Using Hierarchical Basket Analysis to Solve Association Problems

Hierarchical basket analysis generates association rules from frequent itemsets identified by the Frequent Itemsets Mining task.

Prerequisites

Additional tabs

The following additional tabs are provided:

  • Documentation tab where you can document your task,

  • Parametric options tab where you can configure process variables instead of fixed values. Parametric equivalents are expressed in italics in this page (PO). 

  • Association Rules and Results tabs, where you can see the output of the task computation. See Results table below.


Procedure

  1. Drag and drop the Hierarchical Basket Analysis task onto the stage.

  2. Connect a Frequent Itemsets Mining task, which contains the frequent itemsets from which you want to extract the associations, to the new task.

  3. Double click the Hierarchical Basket Analysis task. The left-hand pane displays a list of all the available attributes in the dataset, which can be ordered and searched as required.

  4. Click on the Basic tab to configure the basic options, as described in the table below.

  5. Click on the Advanced tab to configure the basic options as described in the table below.

  6. Click on the Output tab to configure the basic options as described in the table below.

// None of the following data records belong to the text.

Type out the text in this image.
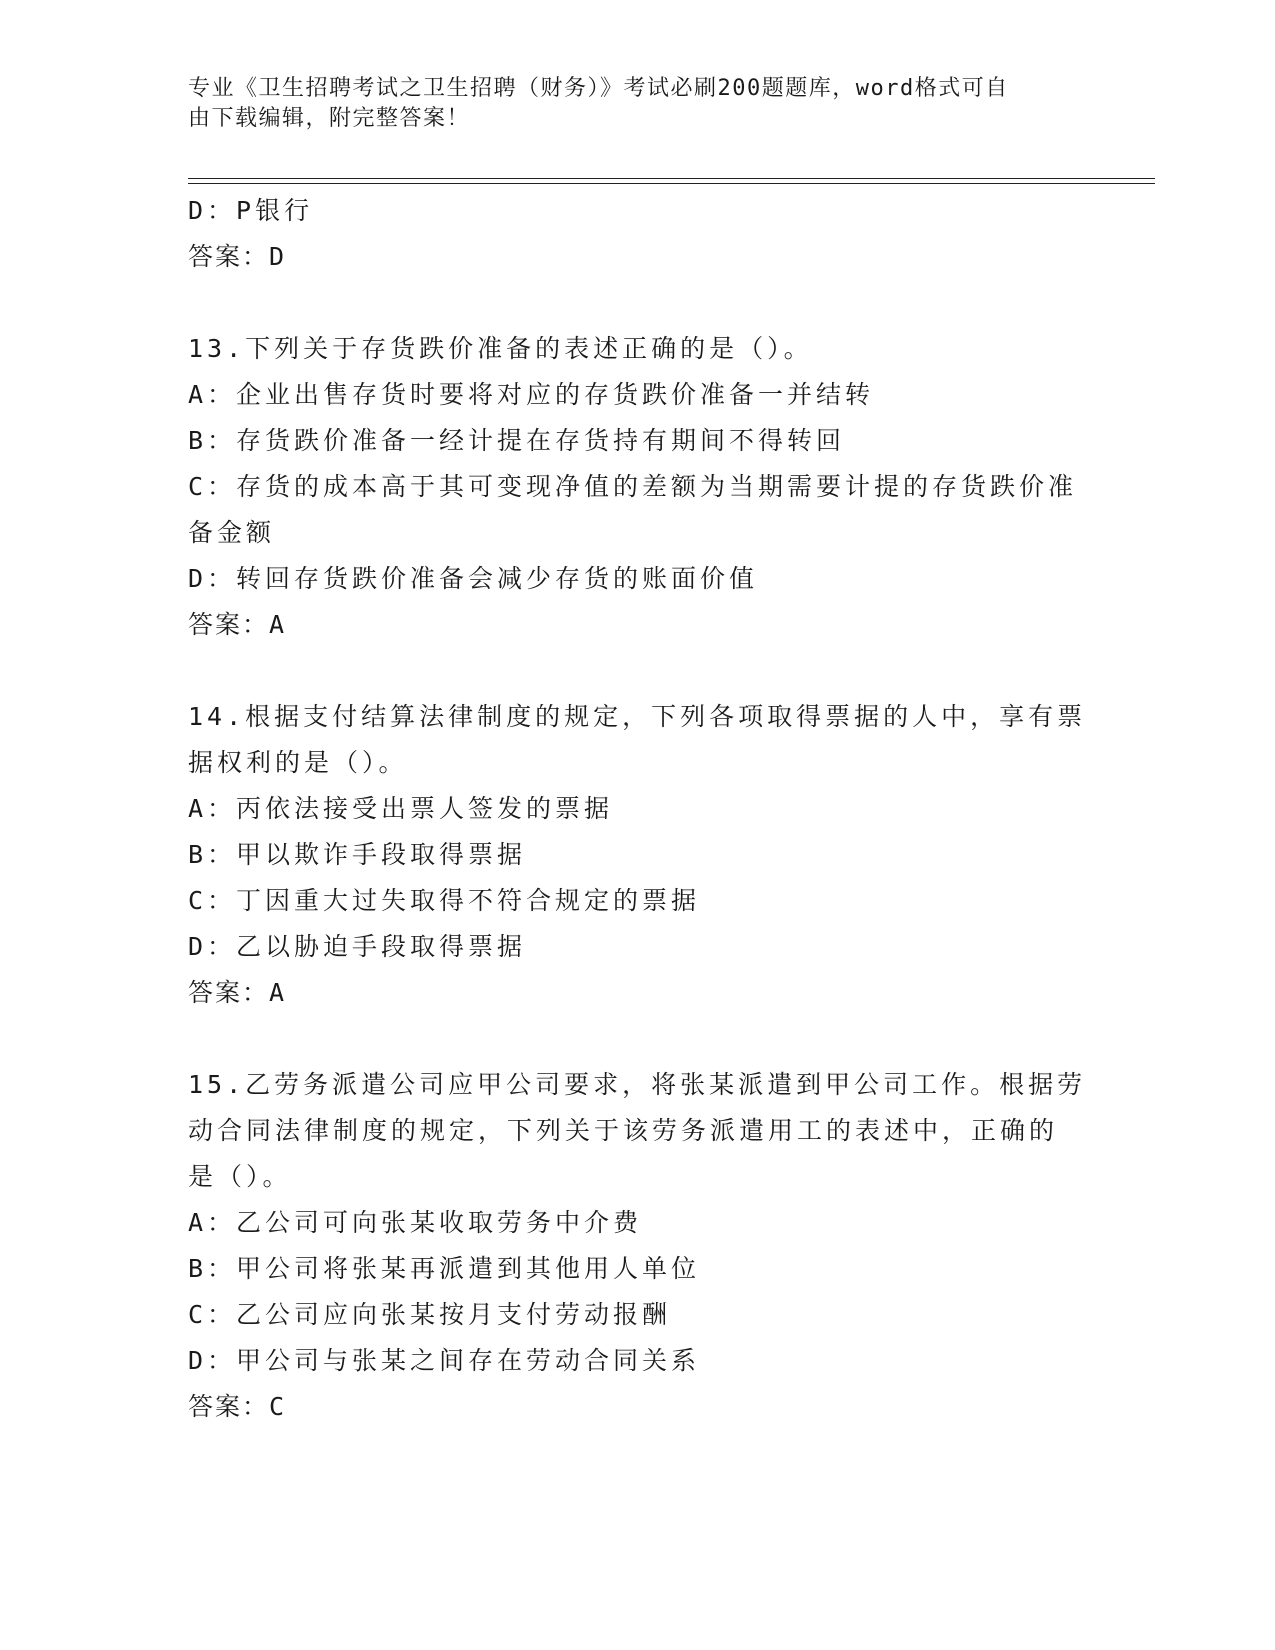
专业《卫生招聘考试之卫生招聘（财务）》考试必刷200题题库，word格式可自
由下载编辑，附完整答案！
D：P银行
答案：D
13.下列关于存货跌价准备的表述正确的是（）。
A：企业出售存货时要将对应的存货跌价准备一并结转
B：存货跌价准备一经计提在存货持有期间不得转回
C：存货的成本高于其可变现净值的差额为当期需要计提的存货跌价准
备金额
D：转回存货跌价准备会减少存货的账面价值
答案：A
14.根据支付结算法律制度的规定，下列各项取得票据的人中，享有票
据权利的是（）。
A：丙依法接受出票人签发的票据
B：甲以欺诈手段取得票据
C：丁因重大过失取得不符合规定的票据
D：乙以胁迫手段取得票据
答案：A
15.乙劳务派遣公司应甲公司要求，将张某派遣到甲公司工作。根据劳
动合同法律制度的规定，下列关于该劳务派遣用工的表述中，正确的
是（）。
A：乙公司可向张某收取劳务中介费
B：甲公司将张某再派遣到其他用人单位
C：乙公司应向张某按月支付劳动报酬
D：甲公司与张某之间存在劳动合同关系
答案：C
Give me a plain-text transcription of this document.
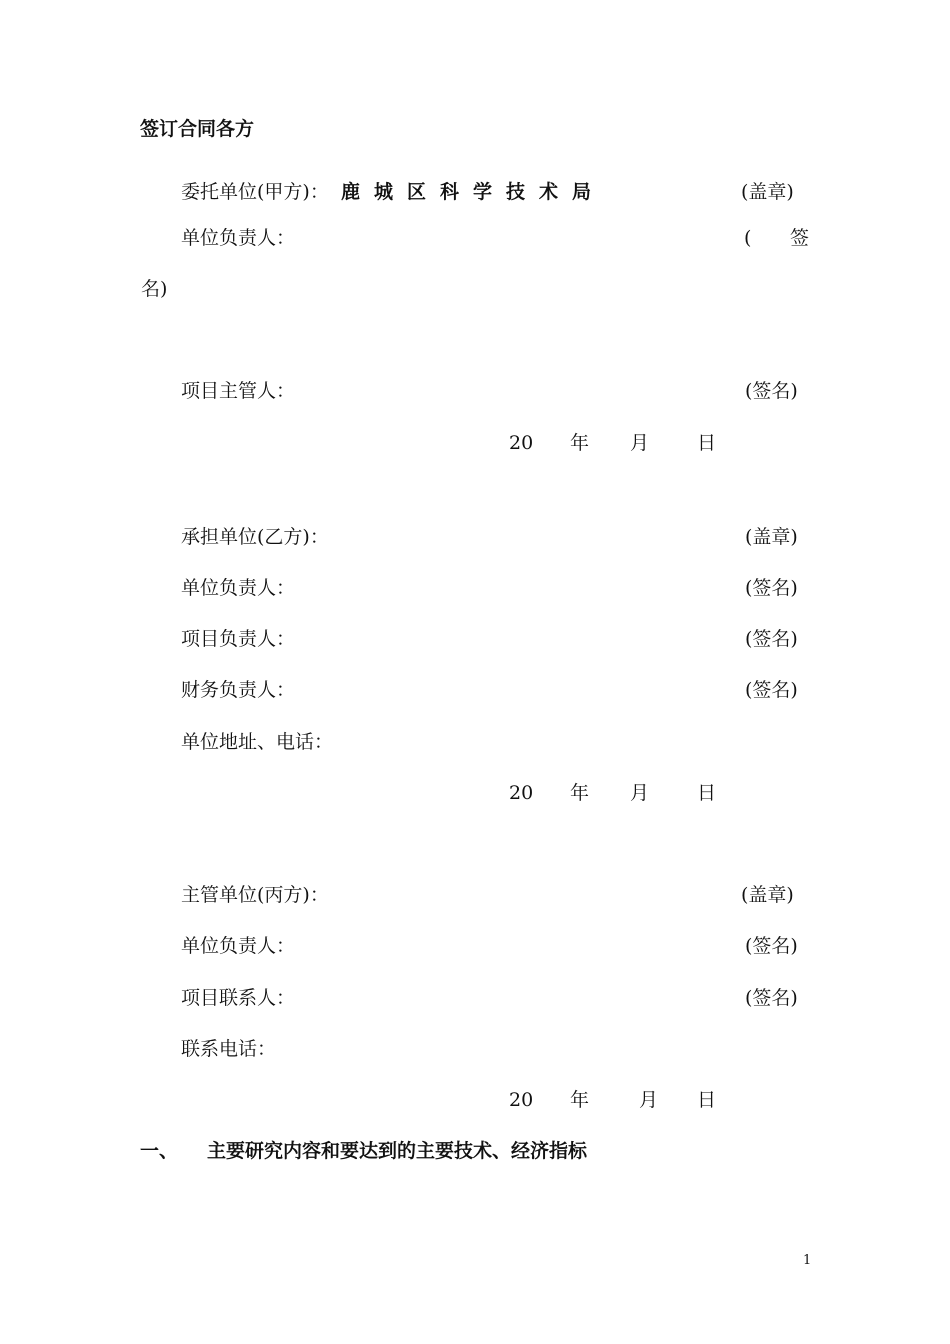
签订合同各方
委托单位(甲方)： 鹿城区科学技术局	(盖章)
单位负责人：	( 签
名)
项目主管人：	(签名)
20 年 月	日
承担单位(乙方)：	(盖章)
单位负责人：	(签名)
项目负责人：	(签名)
财务负责人：	(签名)
单位地址、电话：
20 年 月	日
主管单位(丙方)：	(盖章)
单位负责人：	(签名)
项目联系人：	(签名)
联系电话：
20 年	月 日
一、 主要研究内容和要达到的主要技术、经济指标
1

  7. Save and compute the task. 

Hierarchical Basket Analysis Basic options

Name

PO

Description

Minimum item support (# samples)

supth

All items which appear in orders fewer times than this threshold are discarded.

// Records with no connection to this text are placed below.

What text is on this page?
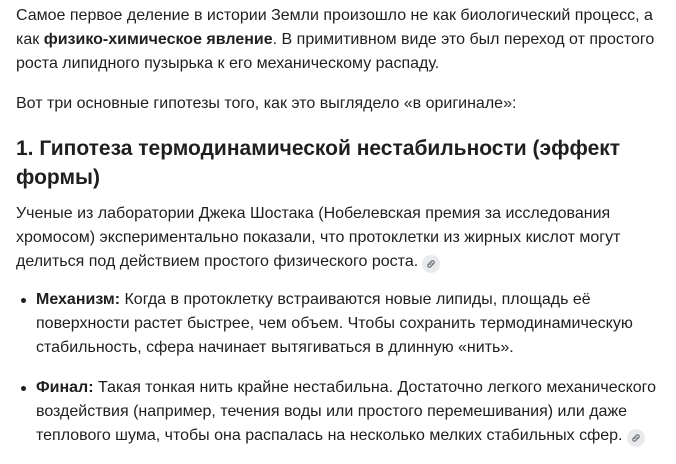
Самое первое деление в истории Земли произошло не как биологический процесс, а как физико-химическое явление. В примитивном виде это был переход от простого роста липидного пузырька к его механическому распаду.

Вот три основные гипотезы того, как это выглядело «в оригинале»:

1. Гипотеза термодинамической нестабильности (эффект формы)

Ученые из лаборатории Джека Шостака (Нобелевская премия за исследования хромосом) экспериментально показали, что протоклетки из жирных кислот могут делиться под действием простого физического роста.

Механизм: Когда в протоклетку встраиваются новые липиды, площадь её поверхности растет быстрее, чем объем. Чтобы сохранить термодинамическую стабильность, сфера начинает вытягиваться в длинную «нить».
Финал: Такая тонкая нить крайне нестабильна. Достаточно легкого механического воздействия (например, течения воды или простого перемешивания) или даже теплового шума, чтобы она распалась на несколько мелких стабильных сфер.
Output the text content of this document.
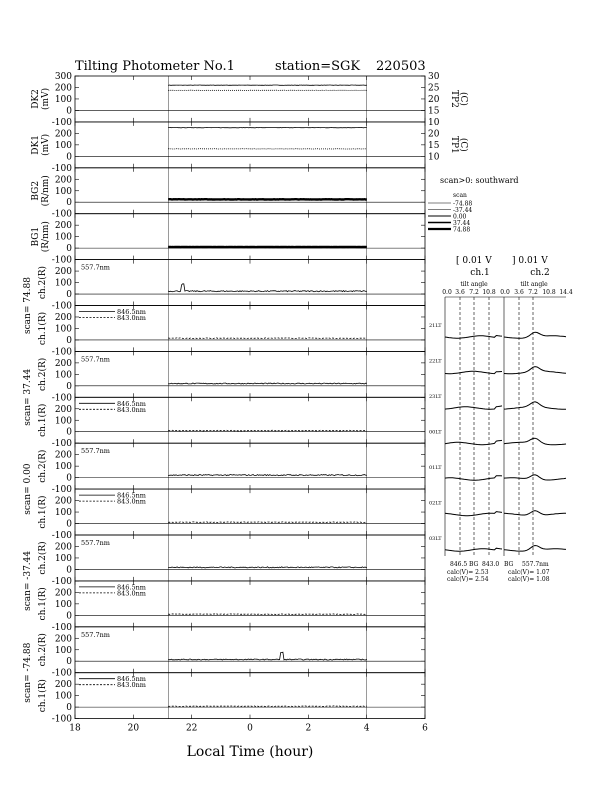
Tilting Photometer No.1	station=SGK 220503
Local Time (hour)
-100
0
100
200
300
DK2 (mV)	TP2 (C)
30
25
20
15
10
-100
0
100
200
DK1 (mV)	TP1 (C)
20
15
10
-100
0
100
200
BG2 (R/nm)
-100
0
100
200
BG1 (R/nm)
-100
0
100
200
ch.2(R)
scan= 74.88
557.7nm
-100
0
100
200
ch.1(R)	846.5nm
843.0nm
-100
0
100
200
ch.2(R)
scan= 37.44
557.7nm
-100
0
100
200
ch.1(R)	846.5nm
843.0nm
-100
0
100
200
ch.2(R)
scan= 0.00
557.7nm
-100
0
100
200
ch.1(R)	846.5nm
843.0nm
-100
0
100
200
ch.2(R)
scan= -37.44
557.7nm
-100
0
100
200
ch.1(R)	846.5nm
843.0nm
-100
0
100
200
ch.2(R)
scan= -74.88
557.7nm
-100
0
100
200
ch.1(R)	846.5nm
843.0nm
18	20	22	0	2	4	6
scan>0: southward
scan
-74.88
-37.44
0.00
37.44
74.88
[ 0.01 V
ch.1
] 0.01 V
ch.2
tilt angle	tilt angle
0.0 3.6 7.2 10.8 0.0 3.6 7.2 10.8 14.4
21LT
22LT
23LT
00LT
01LT
02LT
03LT
846.5 BG 843.0 BG 557.7nm
calc(V)= 2.53
calc(V)= 2.54
calc(V)= 1.07
calc(V)= 1.08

This option is enabled only if Auto (specify #items) option is not selected.

Auto (specify #items)

mbaspecnitem

I selected, the minimum support for items is automatically computed according to the minimum number of items to take into account specified in the #Items to consider option.

#Items to consider

mbanitemsup

The number of items to take into account (most frequent first).

This option is enabled only if the Auto (specify #items) option is selected.

Minimum association rule support (# samples)

assupth

All association rules which are verified fewer times than this threshold are discarded.

This option is enabled only if Auto (above average) option is not selected.

Auto (above average)

abavassupth

If selected, the minimum association rule support is set to the average support of rules with the same dimension (i.e. with the same premise(s)+consequence(s) number).

Minimum confidence, minimum lift

confth, liftth

The minimum confidence and lift values for association rules.

Minimum Kulczynski index, maximum p-value

liftth

Define values for:

  • the minimum Kulczynski index. This index is defined as the average between two ratios: the first is constituted by the support of the considered rule divided by the support of its premise(s), the second is constituted by the support of the considered rule divided by the support of its consequence(s). This association rule belongs to the category of null-invariant measures, which means that the value of the Kulczynski index is not affected by the number of transactions which do not include the premise(s), or the consequence(s) of the considered rule.

  • The maximum p-value for association rules. Each association rule corresponds to a 2x2 contingency matrix with premises and consequences defining its rows and columns (both the premises and the consequences can be either true or false, which is why we have a 2x2 table). The p-value measures the probability of the null hypothesis associated to the considered rule: i.e. the probability that premises and consequences are uncorrelated.

No maximum # of premises/consequences

coherth, mbaboundpval

If selected, no maximum number of premises can be specified.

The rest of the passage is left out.